Chapter Sixteen
Bahzell Bahnakson stood on the battlements of Hill Guard Castle, gazing off into the distance and worrying. Brandark Brandarkson stood at his left elbow and helped him do it.
“Why do I have the feeling this was a really bad idea?” the Bloody Sword hradani murmured.
“Coming up here?” Bahzell looked down at him and cocked an eyebrow, and Brandark shook his head with a tight grin. It wasn’t raining. In fact, the sun shone bright, and clear blue patches showed through fitful breaks in the clouds. But the blustery wind was much stronger up here on the walls, where no obstacles blocked or abated its power, and both hradanis’ warrior braids blew out behind them.
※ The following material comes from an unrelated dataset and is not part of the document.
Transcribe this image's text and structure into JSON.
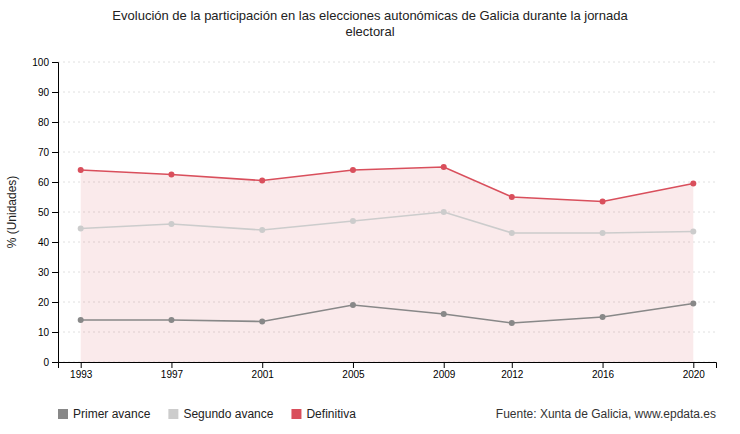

“No,” Brandark said. He gestured at the road, stretching off to the east. “I meant Tellian’s haring off this way.”
“It’s not as if he’d any other choice, is it now?” Bahzell replied, and Brandark shrugged.
“The fact that something’s the only choice someone has, doesn’t make it a good idea when he does it,” he pointed out. “Especially not when he has as many enemies as Tellian does. I don’t like the thought of his dashing about out there with no more than a score of bodyguards, Bahzell.”
“First, it’s only by the gods’ grace that he’s any bodyguards at allwith him,” Bahzell snorted. “Once Tarith turned up and he’d confirmation of all Leeana had done, he was all for heading out with naught but Hathan beside him. Now that, I’m thinking, is something as most anyone would think was after being a bad idea.”
“You know,” Brandark observed, “you’re developing quite a gift for understatement, Bahzell.”
Bahzell only snorted again, louder, but both of them knew he was right. Even Tellian had known that much, although both Hathan and Hanatha had found themselves forced to sit on him—almost literally—before he’d admitted it. That had been harder for Hanatha than for his wind brother, but frantic as she was over her daughter’s safety, she was also the wife of one great noble and the daughter of another. Despite the unmatchable speed with which any wind rider’s courser gifted him, the Lord Warden of the West Riding had no business at all putting himself at risk by gallivanting around the countryside unprotected. It was entirely possible that one of his enemies might be keeping an eye on his comings and goings with an eye towards a quiet little assassination, assuming he was foolish enough to offer an opening, and not even a courser could outrun an arrow. Besides, as Hathan had grimly pointed out, Leeana had stolen enough of a lead that it was unlikely even coursers could overtake her short of her destination, so there was no reason to dash out like reckless fools.
“Second,” Bahzell continued after a moment, “that’s his daughter out there, Brandark. He’s a noble and a ruler, aye. But he’s after being a father before he’s any of those other things.” He shook his head. “He’ll not give over, no matter what.”
“But is that really what’s best for Leeana?” Brandark asked more quietly. Bahzell looked at him again, sharply, and the Bloody Sword shrugged. “I know he loves her, Bahzell. And I know he wants her safely home again. But Leeana’s no fool. Whatever other people may think, you know—and so do her parents—that she didn’t do this on a whim. If she thought it through as carefully as I’m sure she did, perhaps what she’s doing is actually for the best.”
Bahzell grunted. He’d thought the same thing himself as he remembered the pain, and the fear—and not for herself alone, he realized now—in a pair of jade-green eyes. But he knew that even if Tellian had come to the exact same conclusion, it wouldn’t have made any difference to his determination to protect the daughter he loved from the consequences of her own decision.
“It might be you’ve a point,” he said finally. “I’ll not deny I’ve wondered the same. But in Tellian’s boots, I’d make the selfsame choice, and well I know it.” He shook his head again. “It’s a hard thing, Brandark. A hard thing.”
They fell silent again, gazing off into the wind, and wondering what was happening out there beyond the eastern horizon.